Researchers have detected a new wave of FileFix social engineering attacks that use cache smuggling, a technique that allows malicious files to be hidden in the browser cache. This technique allows you to bypass most security systems without creating any visible downloads.
The campaign disguises itself as “**Fortinet VPN Compliance Checker**”. The victim is asked to paste a supposedly legitimate path to a corporate application into the Windows file explorer, which actually contains a hidden PowerShell command.
After pressing Enter, it silently runs a script that:
creates the folder %LOCALAPPDATA%\FortiClient\compliance;
copies the Chrome cache to a new directory;
searches the cache for hidden ZIP archives “sewn” into fake JPEG images;
unpacks them and runs the malicious FortiClientComplianceChecker.exe.
The cache smuggling technique allows attackers to pre-place an infected archive in the browser cache, marking it as an “image”. Thanks to this, the security system does not perceive the action as a download, and the antivirus does not perceive it as a threat.
Researcher Marcus Hutchins (Expel) explains: none of the stages contain direct web requests, so the scripts remain “clean” for signature systems. This method has been actively picked up by groups distributing infostealers and ransomware, in particular DeerStealer and Odyssey.
FileFix is an updated version of the ClickFix technique created by hacker Mr.d0x. It manipulates the user by forcing him to manually run commands in system dialogs.
In parallel, researchers from Palo Alto Unit 42 discovered ClickFix Generator, a set of tools that allows criminals to create phishing pages that imitate services such as Cloudflare, Microsoft 365, Teams, Speedtest, Claude, etc.

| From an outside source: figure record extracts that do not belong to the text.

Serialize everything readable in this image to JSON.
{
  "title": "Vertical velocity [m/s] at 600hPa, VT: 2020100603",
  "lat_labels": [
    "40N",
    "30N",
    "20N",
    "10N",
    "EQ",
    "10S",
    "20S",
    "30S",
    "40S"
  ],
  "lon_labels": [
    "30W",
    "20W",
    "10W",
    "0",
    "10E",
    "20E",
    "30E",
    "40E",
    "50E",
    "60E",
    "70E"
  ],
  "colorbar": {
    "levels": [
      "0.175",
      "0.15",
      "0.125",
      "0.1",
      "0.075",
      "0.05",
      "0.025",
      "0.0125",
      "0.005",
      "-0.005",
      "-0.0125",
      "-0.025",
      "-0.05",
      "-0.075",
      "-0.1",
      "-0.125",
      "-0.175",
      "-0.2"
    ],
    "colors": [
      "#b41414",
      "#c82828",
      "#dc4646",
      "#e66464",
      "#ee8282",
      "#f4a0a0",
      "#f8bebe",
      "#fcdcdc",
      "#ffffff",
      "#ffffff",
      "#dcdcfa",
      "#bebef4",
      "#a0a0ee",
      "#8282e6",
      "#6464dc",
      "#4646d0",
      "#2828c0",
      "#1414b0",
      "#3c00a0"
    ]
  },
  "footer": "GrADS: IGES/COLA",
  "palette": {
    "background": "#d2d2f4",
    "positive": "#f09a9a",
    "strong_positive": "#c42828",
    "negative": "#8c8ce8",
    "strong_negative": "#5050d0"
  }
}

The generator interface allows you to select a color scheme, change texts, and generate Base64 commands for macOS or PowerShell for Windows.
FileFix with cache manipulation is a prime example of how social engineering combines with technical tricks. Users should never copy commands from websites into system dialogs, even if they look official. Companies are advised to update security policies, train employees, and filter potentially malicious PowerShell calls.